The plane to New York was a little of a thing, but the plane to Paris was huge, more like a building. Inside, great crowds were taking off their coats, pushing bags under seats. Babies were crying, mothers were speaking sharply to children.
Macon took his seat and was joined by an old couple speaking French. They nodded to Macon, but did not smile. He looked up at the passengers still coming in. A Japanese man carrying several cameras, a young girl in a sun hat. A woman in a white suit, with a little red case, her hair a dark tent, her face a thin triangle.
Muriel.
First he had that warm feeling you get when you recognize a face among strangers. And then: Oh, my God, he thought.
When she passed him, she looked at him and he saw that she’d known he was there. “ I’m going to France, ” she told him.
‘But you can’t!’ he said.
The French couple looked at him curiously. More passengers arrived behind Muriel, and she had to move on.
Sarah would find out about this, Macon thought. Somehow she would know. She always said he had no feeling and this would know. She had always said he had no feeling and this would prove it. That he could say goodbye so lovingly and then fly off to Paris with Muriel. Well, it was none of his doing and he wasn’t going to take the blame.
When the plane was in the air, he tried to study Julian’s notes, but he could not concentrate.
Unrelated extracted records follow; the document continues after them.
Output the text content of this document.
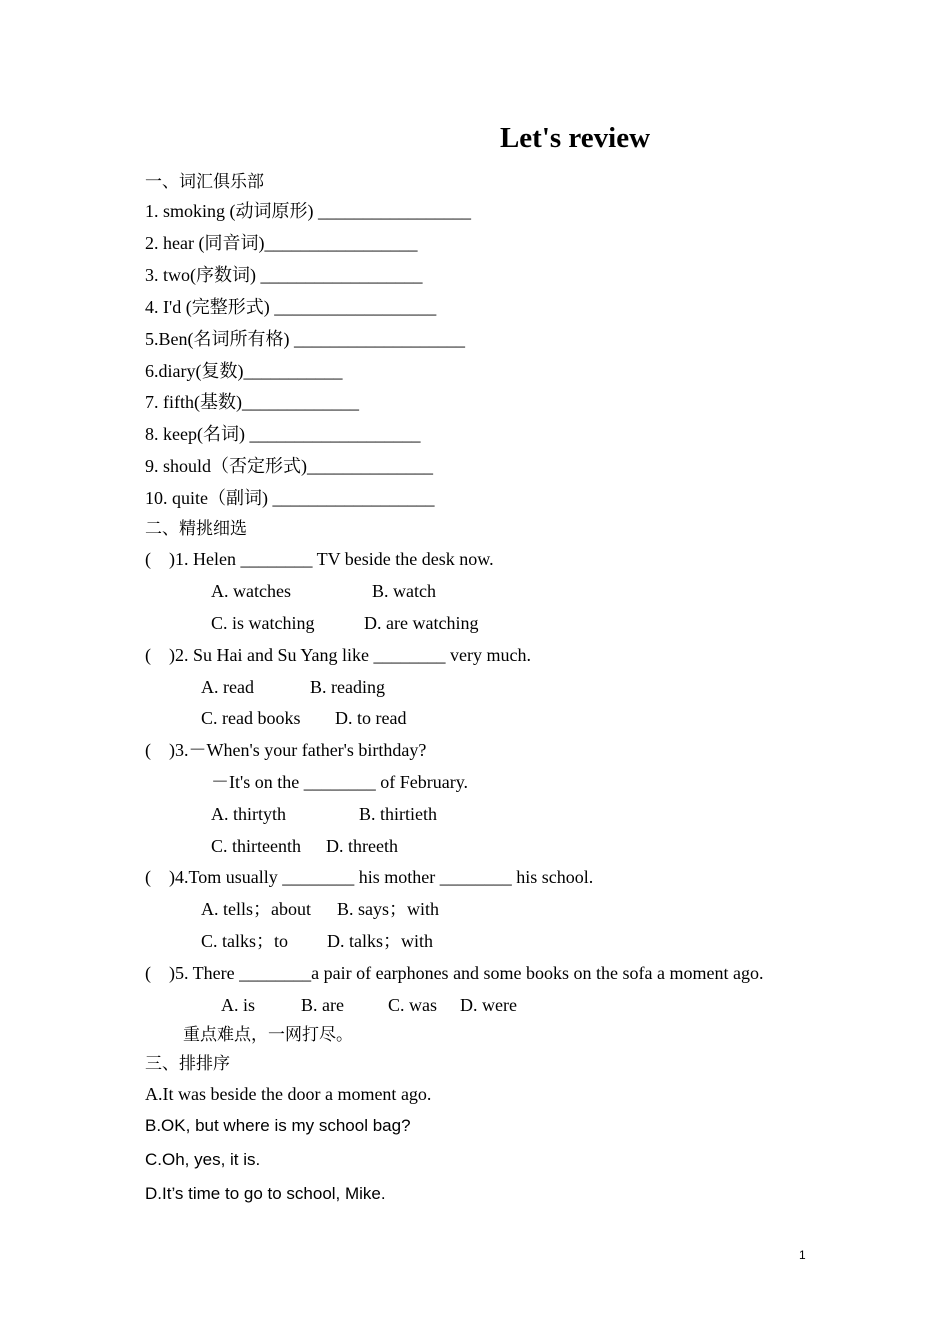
Let's review
一、词汇俱乐部
1. smoking (动词原形) _________________
2. hear (同音词)_________________
3. two(序数词) __________________
4. I'd (完整形式) __________________
5.Ben(名词所有格) ___________________
6.diary(复数)___________
7. fifth(基数)_____________
8. keep(名词) ___________________
9. should（否定形式)______________
10. quite（副词) __________________
二、精挑细选
(    )1. Helen ________ TV beside the desk now.
A. watches	B. watch
C. is watching	D. are watching
(    )2. Su Hai and Su Yang like ________ very much.
A. read	B. reading
C. read books D. to read
(    )3.－When's your father's birthday?
－It's on the ________ of February.
A. thirtyth	B. thirtieth
C. thirteenth D. threeth
(    )4.Tom usually ________ his mother ________ his school.
A. tells；about B. says；with
C. talks；to D. talks；with
(    )5. There ________a pair of earphones and some books on the sofa a moment ago.
A. is	B. are C. was D. were
重点难点，一网打尽。
三、排排序
A.It was beside the door a moment ago.
B.OK, but where is my school bag?
C.Oh, yes, it is.
D.It’s time to go to school, Mike.
1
A few hours later he got out his shaving things and went to back of the plane. Unfortunately, there was a line of people and he had to wait. He felt someone arrive at his side. He looked and there was Muriel.
He said, “Muriel, what are you doing? You can’t afford the fare. And anyway, how did you know which flight I was on?”
“I called your travel agent. I borrowed from Bernice and a bit from my sister. And I’m going to Paris!”
“But why, Muriel? Why are you doing this?”
She lifted her pointed little chin. “Because I felt like it.”
“You felt like spending five days alone in a Paris hotel?”
“You need to have me around,” she said. “You were falling to pieces before you had me.”
A door opened and a man came out of one of the toilets. Macon stepped inside and locked the door behind him. He wished he could disappear, or at least go back and undo all the untidy, unthinking things he’ d been responsible for in his life.
If she had read even one of his guidebooks, she’d have known not to travel in white.
When he came out, she had gone. For the rest of the flight he did not go near the back of the plane, and on arrival in Paris he hurried through the airport, and into a taxi to his hotel. It was one of those old Parisian hotels where mechanical things often went wrong. One of the two elevators was out of order and the phone in his room did not work. He unpacked, then went to the window and looked out over the rooftops.
How would she manage alone in such an unknown city?
He thought of how she was at home, knowing everything and everybody, wise and clever in the ways of her neighborhood. But she didn’t know Paris. She might not have any money, she did not speak a word of the language.
By the time he heard her knock, he was so anxious that he almost ran to open the door.